Depuis son arrestation à la mi-décembre, l'avocat n’a pu le voir qu’une fois depuis son arrestation, c'était le 28 décembre. « Il allait mal. Il avait toujours une balle dans la jambe », explique-t-il. Maître Malonga a ensuite voulu lui rendre visite de nouveau afin de s’assurer qu'il soit soigné. Il s’est donc présenté à la maison d'arrêt le 1er, le 2 et le 3 janvier, essuyant chaque fois un refus des autorités pénitentiaires.
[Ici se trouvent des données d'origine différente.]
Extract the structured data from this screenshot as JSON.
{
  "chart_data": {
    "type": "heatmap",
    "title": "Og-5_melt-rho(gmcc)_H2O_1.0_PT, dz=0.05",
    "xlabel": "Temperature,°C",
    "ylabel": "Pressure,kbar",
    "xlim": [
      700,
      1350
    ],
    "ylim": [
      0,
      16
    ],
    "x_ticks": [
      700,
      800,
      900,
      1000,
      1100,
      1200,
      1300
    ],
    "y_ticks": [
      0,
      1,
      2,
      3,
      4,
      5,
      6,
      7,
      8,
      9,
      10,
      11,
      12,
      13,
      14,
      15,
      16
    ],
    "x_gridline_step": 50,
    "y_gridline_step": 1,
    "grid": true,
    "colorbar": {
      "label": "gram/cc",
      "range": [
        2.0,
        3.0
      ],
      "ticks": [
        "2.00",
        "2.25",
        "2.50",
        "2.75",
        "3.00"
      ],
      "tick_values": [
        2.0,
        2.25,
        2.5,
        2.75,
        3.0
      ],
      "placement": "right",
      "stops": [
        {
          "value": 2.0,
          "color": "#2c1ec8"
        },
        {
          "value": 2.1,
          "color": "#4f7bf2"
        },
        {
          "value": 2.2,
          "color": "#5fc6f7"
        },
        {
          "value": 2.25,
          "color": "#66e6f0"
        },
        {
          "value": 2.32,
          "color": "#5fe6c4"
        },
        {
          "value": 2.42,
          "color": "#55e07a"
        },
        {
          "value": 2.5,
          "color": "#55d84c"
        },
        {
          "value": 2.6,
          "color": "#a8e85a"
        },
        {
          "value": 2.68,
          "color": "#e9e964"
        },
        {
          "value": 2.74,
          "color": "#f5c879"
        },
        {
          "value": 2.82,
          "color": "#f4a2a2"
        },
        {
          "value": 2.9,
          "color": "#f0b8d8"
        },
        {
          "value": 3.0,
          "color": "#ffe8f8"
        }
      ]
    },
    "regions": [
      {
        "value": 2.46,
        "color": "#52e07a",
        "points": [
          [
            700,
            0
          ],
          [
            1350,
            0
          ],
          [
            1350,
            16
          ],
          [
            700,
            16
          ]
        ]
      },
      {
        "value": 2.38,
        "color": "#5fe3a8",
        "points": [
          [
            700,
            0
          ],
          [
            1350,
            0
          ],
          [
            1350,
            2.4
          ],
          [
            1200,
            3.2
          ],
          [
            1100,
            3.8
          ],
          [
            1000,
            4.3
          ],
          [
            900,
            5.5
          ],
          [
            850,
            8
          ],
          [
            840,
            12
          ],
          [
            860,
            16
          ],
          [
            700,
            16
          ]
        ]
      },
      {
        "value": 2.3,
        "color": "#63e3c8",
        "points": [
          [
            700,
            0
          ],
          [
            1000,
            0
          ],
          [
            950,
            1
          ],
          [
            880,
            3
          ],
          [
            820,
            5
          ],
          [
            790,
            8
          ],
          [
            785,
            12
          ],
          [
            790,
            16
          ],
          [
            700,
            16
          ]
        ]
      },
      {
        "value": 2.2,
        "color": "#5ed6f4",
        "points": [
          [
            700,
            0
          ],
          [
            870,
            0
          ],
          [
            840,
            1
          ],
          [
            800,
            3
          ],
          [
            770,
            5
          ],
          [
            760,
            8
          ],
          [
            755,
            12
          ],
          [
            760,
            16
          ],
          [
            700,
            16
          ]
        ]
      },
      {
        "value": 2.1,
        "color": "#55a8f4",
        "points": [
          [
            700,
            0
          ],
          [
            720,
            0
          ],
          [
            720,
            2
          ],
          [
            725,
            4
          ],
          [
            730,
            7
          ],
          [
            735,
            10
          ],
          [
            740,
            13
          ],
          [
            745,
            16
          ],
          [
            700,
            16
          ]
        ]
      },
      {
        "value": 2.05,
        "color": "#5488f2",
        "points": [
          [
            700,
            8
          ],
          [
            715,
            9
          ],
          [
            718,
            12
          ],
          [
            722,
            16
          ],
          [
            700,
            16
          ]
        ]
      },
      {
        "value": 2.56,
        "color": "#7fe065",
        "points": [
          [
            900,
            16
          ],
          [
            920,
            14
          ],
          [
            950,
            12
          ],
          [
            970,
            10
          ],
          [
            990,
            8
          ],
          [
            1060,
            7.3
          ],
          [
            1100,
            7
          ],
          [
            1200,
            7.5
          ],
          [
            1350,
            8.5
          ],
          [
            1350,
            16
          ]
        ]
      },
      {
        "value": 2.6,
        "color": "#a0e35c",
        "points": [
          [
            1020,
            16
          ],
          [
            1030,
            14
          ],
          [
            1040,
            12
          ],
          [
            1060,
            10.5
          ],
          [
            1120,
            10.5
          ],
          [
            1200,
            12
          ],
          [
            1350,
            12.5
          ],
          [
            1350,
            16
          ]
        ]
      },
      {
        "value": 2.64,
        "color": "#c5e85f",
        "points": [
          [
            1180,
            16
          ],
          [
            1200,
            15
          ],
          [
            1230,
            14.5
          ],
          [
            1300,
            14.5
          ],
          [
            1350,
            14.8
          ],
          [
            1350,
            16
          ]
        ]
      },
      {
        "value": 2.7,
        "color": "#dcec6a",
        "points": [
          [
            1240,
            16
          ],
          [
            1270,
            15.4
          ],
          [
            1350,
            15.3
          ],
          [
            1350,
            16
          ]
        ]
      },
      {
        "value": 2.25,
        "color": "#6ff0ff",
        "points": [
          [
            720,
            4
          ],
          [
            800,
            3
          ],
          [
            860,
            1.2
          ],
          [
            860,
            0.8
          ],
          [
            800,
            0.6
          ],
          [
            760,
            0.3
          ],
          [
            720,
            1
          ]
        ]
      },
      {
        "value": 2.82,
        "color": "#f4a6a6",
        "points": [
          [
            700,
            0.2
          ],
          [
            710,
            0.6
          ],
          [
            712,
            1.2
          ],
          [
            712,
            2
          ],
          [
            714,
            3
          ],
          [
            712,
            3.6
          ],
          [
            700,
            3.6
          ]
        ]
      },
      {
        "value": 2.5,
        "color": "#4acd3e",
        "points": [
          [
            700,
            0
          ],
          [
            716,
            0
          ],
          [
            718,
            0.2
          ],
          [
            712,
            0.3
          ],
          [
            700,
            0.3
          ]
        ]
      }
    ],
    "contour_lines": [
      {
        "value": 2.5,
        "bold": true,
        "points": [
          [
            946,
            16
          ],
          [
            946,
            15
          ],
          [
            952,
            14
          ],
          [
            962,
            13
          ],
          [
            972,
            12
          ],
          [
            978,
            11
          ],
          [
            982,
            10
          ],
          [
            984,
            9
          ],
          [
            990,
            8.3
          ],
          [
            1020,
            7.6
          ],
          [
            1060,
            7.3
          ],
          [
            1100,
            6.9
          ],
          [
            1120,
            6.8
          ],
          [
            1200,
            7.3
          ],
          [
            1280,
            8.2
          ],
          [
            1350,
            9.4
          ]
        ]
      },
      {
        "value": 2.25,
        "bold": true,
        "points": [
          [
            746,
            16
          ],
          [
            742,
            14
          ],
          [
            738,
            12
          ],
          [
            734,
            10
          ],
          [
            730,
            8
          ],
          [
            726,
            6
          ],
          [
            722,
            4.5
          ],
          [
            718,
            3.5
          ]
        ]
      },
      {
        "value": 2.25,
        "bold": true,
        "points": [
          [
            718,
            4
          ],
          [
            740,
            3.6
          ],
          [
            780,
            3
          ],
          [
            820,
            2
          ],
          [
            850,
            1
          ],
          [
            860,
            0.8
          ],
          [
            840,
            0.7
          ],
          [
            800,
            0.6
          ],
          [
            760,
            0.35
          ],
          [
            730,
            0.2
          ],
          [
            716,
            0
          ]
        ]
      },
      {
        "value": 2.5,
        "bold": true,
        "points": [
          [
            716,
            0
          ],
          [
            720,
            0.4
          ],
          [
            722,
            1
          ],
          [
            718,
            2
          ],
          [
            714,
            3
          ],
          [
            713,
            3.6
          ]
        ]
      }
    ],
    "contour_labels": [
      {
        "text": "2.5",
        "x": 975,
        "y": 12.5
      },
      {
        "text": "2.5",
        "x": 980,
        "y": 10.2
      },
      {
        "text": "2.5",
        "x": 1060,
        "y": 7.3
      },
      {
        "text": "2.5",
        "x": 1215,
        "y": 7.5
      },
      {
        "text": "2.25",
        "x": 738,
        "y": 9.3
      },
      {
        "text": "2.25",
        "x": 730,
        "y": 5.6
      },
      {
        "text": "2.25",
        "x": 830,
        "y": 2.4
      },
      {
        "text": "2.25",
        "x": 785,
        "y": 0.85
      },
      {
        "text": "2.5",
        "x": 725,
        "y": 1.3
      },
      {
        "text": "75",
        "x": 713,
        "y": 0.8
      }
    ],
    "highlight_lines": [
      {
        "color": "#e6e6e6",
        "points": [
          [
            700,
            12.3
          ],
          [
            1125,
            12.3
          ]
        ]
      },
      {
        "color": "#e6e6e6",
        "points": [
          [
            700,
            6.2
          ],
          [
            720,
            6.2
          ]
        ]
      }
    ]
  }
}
Le procureur et l'avocat se renvoient la balle

« Le procureur m'a délivré un permis de communiquer, j'ai donc le droit de le voir. C'est inadmissible », s'exclame l'avocat. Il a désormais reçu le renfort de ses confrères maîtres Ibouanga et Nkounkou, pour défendre l'ex-numéro deux des renseignements, sous le coup d'une procédure de crime flagrant.

Le procureur répond aux critiques. « S'il y a un permis de communiquer, impossible de refuser une visite. Ses avocats mentent », déclare André Oko Ngakala. « Ils font du chantage et de l'amalgame. Ils doivent choisir entre faire de la politique, ou faire leur métier », indique le procureur qui ajoute que sa porte leur a toujours été ouverte. Maître Malonga a lui promis de faire une nouvelle tentative aujourd'hui dimanche pour voir son client.